Oleh sebab itu, Wakil Ketua Komisi I DPR Papua, Tan Wie Long, menilai bahwa setiap isu terkait radikalisme sudah menyangkut keamanan nasional, yang mana mengkhawatirkan keutuhan NKRI, keutuhan Pancasila, UUD 1945, serta pula Bhinneka Tunggal Ika, sehingga pihak keamanan pun harus waspada.

 “Kewaspadaan diperlukan untuk mencegah semakin luasnya penyebaran radikalisme ini. Bila perlu, adanya tindak lanjut dari sisi hukum, terutama bagi oknum-oknum penggerak yang menyebarluaskan pemahaman-pemahaman tidak benar, sehingga hal ini mesti disikapi dengan bijak,” ungkap Tan Wie Long, saat ditemui di ruang kerjanya, Selasa (8/5) kemarin.
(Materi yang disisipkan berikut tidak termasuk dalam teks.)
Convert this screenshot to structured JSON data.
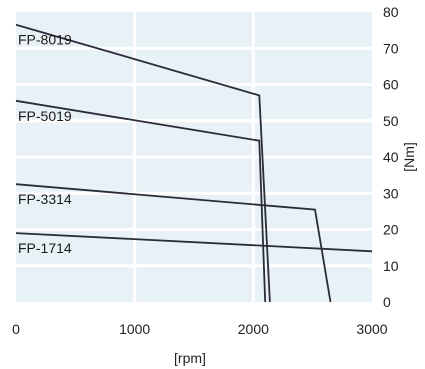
{
  "chart_data": {
    "type": "line",
    "xlabel": "[rpm]",
    "ylabel": "[Nm]",
    "xlim": [
      0,
      3000
    ],
    "ylim": [
      0,
      80
    ],
    "x_ticks": [
      0,
      1000,
      2000,
      3000
    ],
    "y_ticks": [
      0,
      10,
      20,
      30,
      40,
      50,
      60,
      70,
      80
    ],
    "grid": true,
    "colors": {
      "plot_bg": "#e8f2f6",
      "grid": "#ffffff",
      "line": "#2b2b3a",
      "text": "#222222"
    },
    "series": [
      {
        "name": "FP-8019",
        "points": [
          [
            0,
            76.5
          ],
          [
            2050,
            57
          ],
          [
            2140,
            0
          ]
        ]
      },
      {
        "name": "FP-5019",
        "points": [
          [
            0,
            55.5
          ],
          [
            2050,
            44.5
          ],
          [
            2100,
            0
          ]
        ]
      },
      {
        "name": "FP-3314",
        "points": [
          [
            0,
            32.5
          ],
          [
            2520,
            25.5
          ],
          [
            2650,
            0
          ]
        ]
      },
      {
        "name": "FP-1714",
        "points": [
          [
            0,
            19
          ],
          [
            3000,
            14
          ]
        ]
      }
    ]
  }
}
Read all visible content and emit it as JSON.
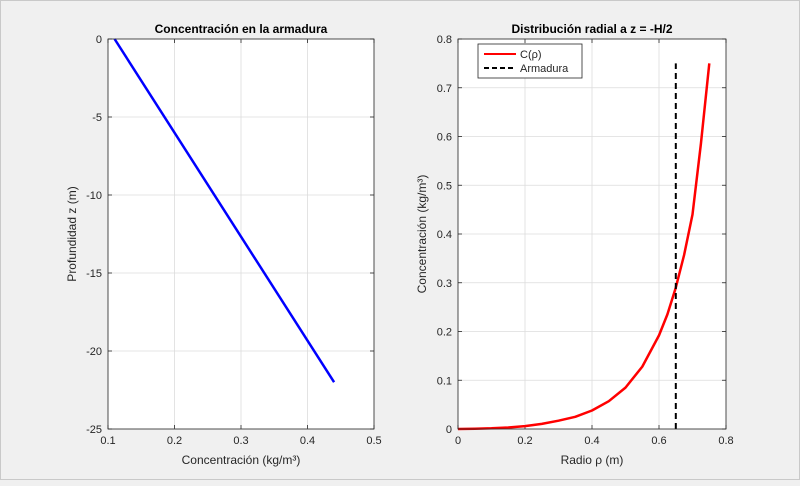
{
  "figure": {
    "background": "#f0f0f0"
  },
  "chart_data": [
    {
      "type": "line",
      "title": "Concentración en la armadura",
      "xlabel": "Concentración (kg/m³)",
      "ylabel": "Profundidad z (m)",
      "xlim": [
        0.1,
        0.5
      ],
      "ylim": [
        -25,
        0
      ],
      "xticks": [
        "0.1",
        "0.2",
        "0.3",
        "0.4",
        "0.5"
      ],
      "yticks": [
        "0",
        "-5",
        "-10",
        "-15",
        "-20",
        "-25"
      ],
      "grid": true,
      "series": [
        {
          "x": [
            0.11,
            0.44
          ],
          "y": [
            0,
            -22
          ],
          "color": "#0000ff",
          "style": "solid"
        }
      ]
    },
    {
      "type": "line",
      "title": "Distribución radial a z = -H/2",
      "xlabel": "Radio ρ (m)",
      "ylabel": "Concentración (kg/m³)",
      "xlim": [
        0,
        0.8
      ],
      "ylim": [
        0,
        0.8
      ],
      "xticks": [
        "0",
        "0.2",
        "0.4",
        "0.6",
        "0.8"
      ],
      "yticks": [
        "0",
        "0.1",
        "0.2",
        "0.3",
        "0.4",
        "0.5",
        "0.6",
        "0.7",
        "0.8"
      ],
      "grid": true,
      "legend": {
        "placement": "top-left",
        "entries": [
          "C(ρ)",
          "Armadura"
        ]
      },
      "series": [
        {
          "name": "C(ρ)",
          "color": "#ff0000",
          "style": "solid",
          "x": [
            0,
            0.05,
            0.1,
            0.15,
            0.2,
            0.25,
            0.3,
            0.35,
            0.4,
            0.45,
            0.5,
            0.55,
            0.6,
            0.625,
            0.65,
            0.675,
            0.7,
            0.725,
            0.75
          ],
          "y": [
            0,
            0.0007,
            0.0015,
            0.003,
            0.006,
            0.0105,
            0.017,
            0.025,
            0.038,
            0.057,
            0.085,
            0.128,
            0.192,
            0.235,
            0.29,
            0.357,
            0.44,
            0.585,
            0.75
          ]
        },
        {
          "name": "Armadura",
          "color": "#000000",
          "style": "dashed",
          "x": [
            0.65,
            0.65
          ],
          "y": [
            0,
            0.75
          ]
        }
      ]
    }
  ]
}
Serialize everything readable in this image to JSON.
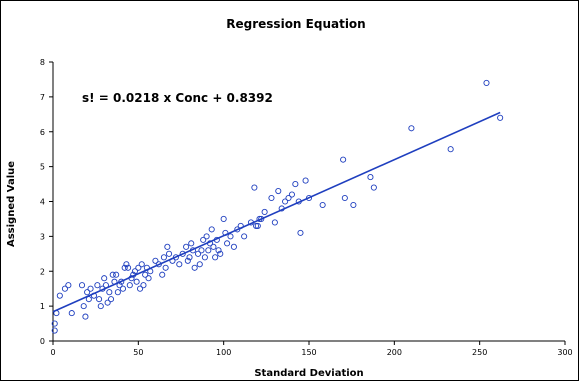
{
  "chart_data": {
    "type": "scatter",
    "title": "Regression Equation",
    "xlabel": "Standard Deviation",
    "ylabel": "Assigned Value",
    "xlim": [
      0,
      300
    ],
    "ylim": [
      0,
      8
    ],
    "xticks": [
      0,
      50,
      100,
      150,
      200,
      250,
      300
    ],
    "yticks": [
      0,
      1,
      2,
      3,
      4,
      5,
      6,
      7,
      8
    ],
    "grid": false,
    "legend": "none",
    "annotation": "s! = 0.0218 x Conc + 0.8392",
    "marker_color": "#1f3fbf",
    "trendline": {
      "slope": 0.0218,
      "intercept": 0.8392,
      "x_range": [
        0,
        262
      ],
      "color": "#1f3fbf"
    },
    "points": [
      [
        1,
        0.3
      ],
      [
        1,
        0.5
      ],
      [
        2,
        0.8
      ],
      [
        4,
        1.3
      ],
      [
        7,
        1.5
      ],
      [
        9,
        1.6
      ],
      [
        11,
        0.8
      ],
      [
        17,
        1.6
      ],
      [
        18,
        1.0
      ],
      [
        19,
        0.7
      ],
      [
        20,
        1.4
      ],
      [
        21,
        1.2
      ],
      [
        22,
        1.5
      ],
      [
        24,
        1.3
      ],
      [
        26,
        1.6
      ],
      [
        27,
        1.2
      ],
      [
        28,
        1.0
      ],
      [
        29,
        1.5
      ],
      [
        30,
        1.8
      ],
      [
        31,
        1.6
      ],
      [
        32,
        1.1
      ],
      [
        33,
        1.4
      ],
      [
        34,
        1.2
      ],
      [
        35,
        1.9
      ],
      [
        36,
        1.7
      ],
      [
        37,
        1.9
      ],
      [
        38,
        1.4
      ],
      [
        39,
        1.6
      ],
      [
        40,
        1.7
      ],
      [
        41,
        1.5
      ],
      [
        42,
        2.1
      ],
      [
        43,
        2.2
      ],
      [
        44,
        2.1
      ],
      [
        45,
        1.6
      ],
      [
        46,
        1.8
      ],
      [
        47,
        1.9
      ],
      [
        48,
        2.0
      ],
      [
        49,
        1.7
      ],
      [
        50,
        2.1
      ],
      [
        51,
        1.5
      ],
      [
        52,
        2.2
      ],
      [
        53,
        1.6
      ],
      [
        54,
        1.9
      ],
      [
        55,
        2.1
      ],
      [
        56,
        1.8
      ],
      [
        57,
        2.0
      ],
      [
        60,
        2.3
      ],
      [
        62,
        2.2
      ],
      [
        64,
        1.9
      ],
      [
        65,
        2.4
      ],
      [
        66,
        2.1
      ],
      [
        67,
        2.7
      ],
      [
        68,
        2.5
      ],
      [
        70,
        2.3
      ],
      [
        72,
        2.4
      ],
      [
        74,
        2.2
      ],
      [
        76,
        2.5
      ],
      [
        78,
        2.7
      ],
      [
        79,
        2.3
      ],
      [
        80,
        2.4
      ],
      [
        81,
        2.8
      ],
      [
        82,
        2.6
      ],
      [
        83,
        2.1
      ],
      [
        85,
        2.5
      ],
      [
        86,
        2.2
      ],
      [
        87,
        2.6
      ],
      [
        88,
        2.9
      ],
      [
        89,
        2.4
      ],
      [
        90,
        3.0
      ],
      [
        91,
        2.6
      ],
      [
        92,
        2.8
      ],
      [
        93,
        3.2
      ],
      [
        94,
        2.7
      ],
      [
        95,
        2.4
      ],
      [
        96,
        2.9
      ],
      [
        97,
        2.6
      ],
      [
        98,
        2.5
      ],
      [
        100,
        3.5
      ],
      [
        101,
        3.1
      ],
      [
        102,
        2.8
      ],
      [
        104,
        3.0
      ],
      [
        106,
        2.7
      ],
      [
        108,
        3.2
      ],
      [
        110,
        3.3
      ],
      [
        112,
        3.0
      ],
      [
        116,
        3.4
      ],
      [
        118,
        4.4
      ],
      [
        119,
        3.3
      ],
      [
        120,
        3.3
      ],
      [
        121,
        3.5
      ],
      [
        122,
        3.5
      ],
      [
        124,
        3.7
      ],
      [
        128,
        4.1
      ],
      [
        130,
        3.4
      ],
      [
        132,
        4.3
      ],
      [
        134,
        3.8
      ],
      [
        136,
        4.0
      ],
      [
        138,
        4.1
      ],
      [
        140,
        4.2
      ],
      [
        142,
        4.5
      ],
      [
        144,
        4.0
      ],
      [
        145,
        3.1
      ],
      [
        148,
        4.6
      ],
      [
        150,
        4.1
      ],
      [
        158,
        3.9
      ],
      [
        170,
        5.2
      ],
      [
        171,
        4.1
      ],
      [
        176,
        3.9
      ],
      [
        186,
        4.7
      ],
      [
        188,
        4.4
      ],
      [
        210,
        6.1
      ],
      [
        233,
        5.5
      ],
      [
        254,
        7.4
      ],
      [
        262,
        6.4
      ]
    ]
  }
}
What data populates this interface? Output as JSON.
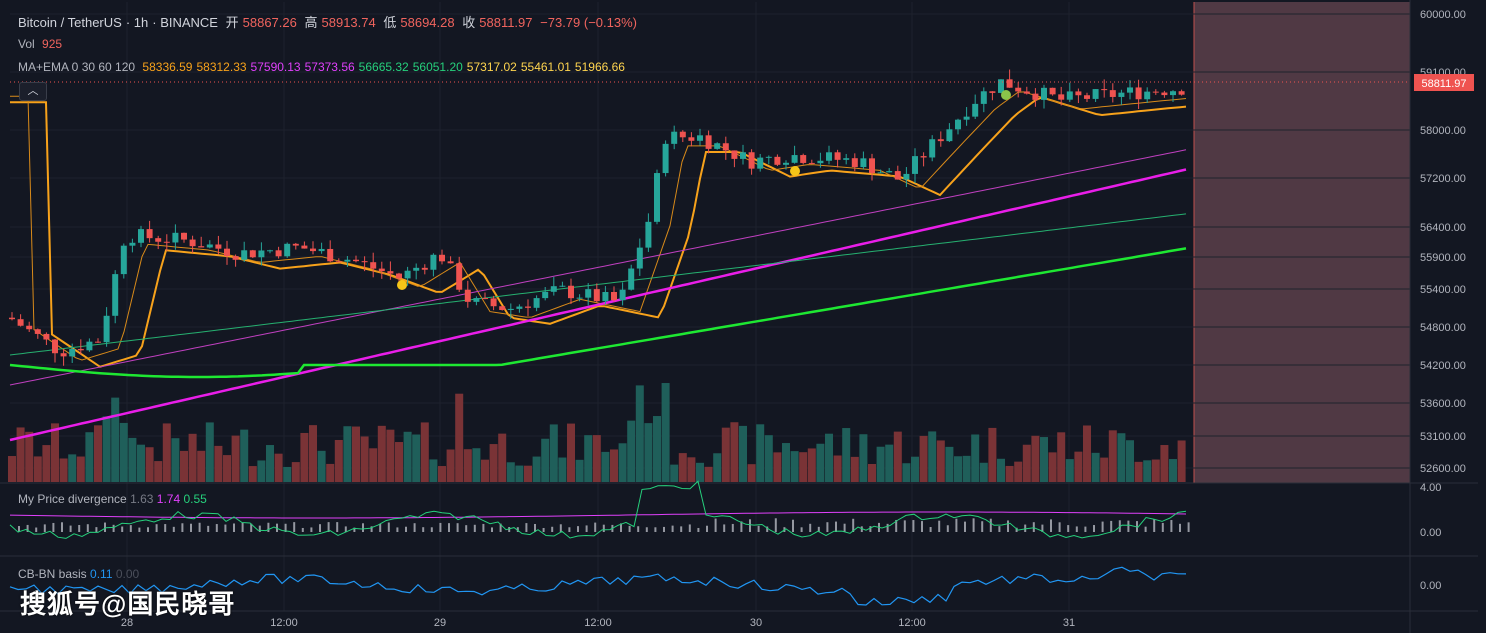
{
  "header": {
    "symbol": "Bitcoin / TetherUS",
    "interval": "1h",
    "exchange": "BINANCE",
    "open_label": "开",
    "open": "58867.26",
    "high_label": "高",
    "high": "58913.74",
    "low_label": "低",
    "low": "58694.28",
    "close_label": "收",
    "close": "58811.97",
    "change": "−73.79 (−0.13%)"
  },
  "volume_legend": {
    "label": "Vol",
    "value": "925"
  },
  "ma_legend": {
    "label": "MA+EMA 0 30 60 120",
    "values": [
      {
        "text": "58336.59",
        "color": "#f7a21b"
      },
      {
        "text": "58312.33",
        "color": "#f7a21b"
      },
      {
        "text": "57590.13",
        "color": "#e040fb"
      },
      {
        "text": "57373.56",
        "color": "#e040fb"
      },
      {
        "text": "56665.32",
        "color": "#26d07c"
      },
      {
        "text": "56051.20",
        "color": "#26d07c"
      },
      {
        "text": "57317.02",
        "color": "#ffd54f"
      },
      {
        "text": "55461.01",
        "color": "#ffd54f"
      },
      {
        "text": "51966.66",
        "color": "#ffd54f"
      }
    ]
  },
  "pane_price_divergence": {
    "label": "My Price divergence",
    "v1": "1.63",
    "v2": "1.74",
    "v3": "0.55",
    "scale_top": "4.00",
    "scale_zero": "0.00"
  },
  "pane_basis": {
    "label": "CB-BN basis",
    "v1": "0.11",
    "v2": "0.00",
    "scale_zero": "0.00"
  },
  "price_axis": {
    "ticks": [
      "60000.00",
      "59100.00",
      "58000.00",
      "57200.00",
      "56400.00",
      "55900.00",
      "55400.00",
      "54800.00",
      "54200.00",
      "53600.00",
      "53100.00",
      "52600.00"
    ],
    "last_price": "58811.97"
  },
  "time_axis": {
    "labels": [
      "28",
      "12:00",
      "29",
      "12:00",
      "30",
      "12:00",
      "31"
    ]
  },
  "watermark": "搜狐号@国民晓哥",
  "colors": {
    "background": "#131722",
    "up": "#26a69a",
    "down": "#ef5350",
    "ema_orange": "#f7a21b",
    "ema_magenta": "#e91ee9",
    "ma_green": "#1ee832",
    "highlight_zone": "#5c3f4a"
  }
}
Meskipun demikian, dirinya menuturkan, bahwa radikalisme secara nasional dan yang terjadi di Papua itu muncul dari latar belakang yang berbeda.

"Kalau berdasarkan pengamatan saya, radikalisme secara nasional adalah terkait dengan agama, sedangkan yang kita lihat di Papua, radikalisme ini lebih condong terhadap persoalan politik,” ujarnya.

Menurut Along sapaan akrabnya, tidak menutup kemungkinan radikalisme dari sisi agama sudah masuk ke Papua. Namun, pada umumnya radikalisme di Papua lebih kearah persoalan politik, sedangkan terkait agama juga ada ditemukan, meskipun sangat kecil.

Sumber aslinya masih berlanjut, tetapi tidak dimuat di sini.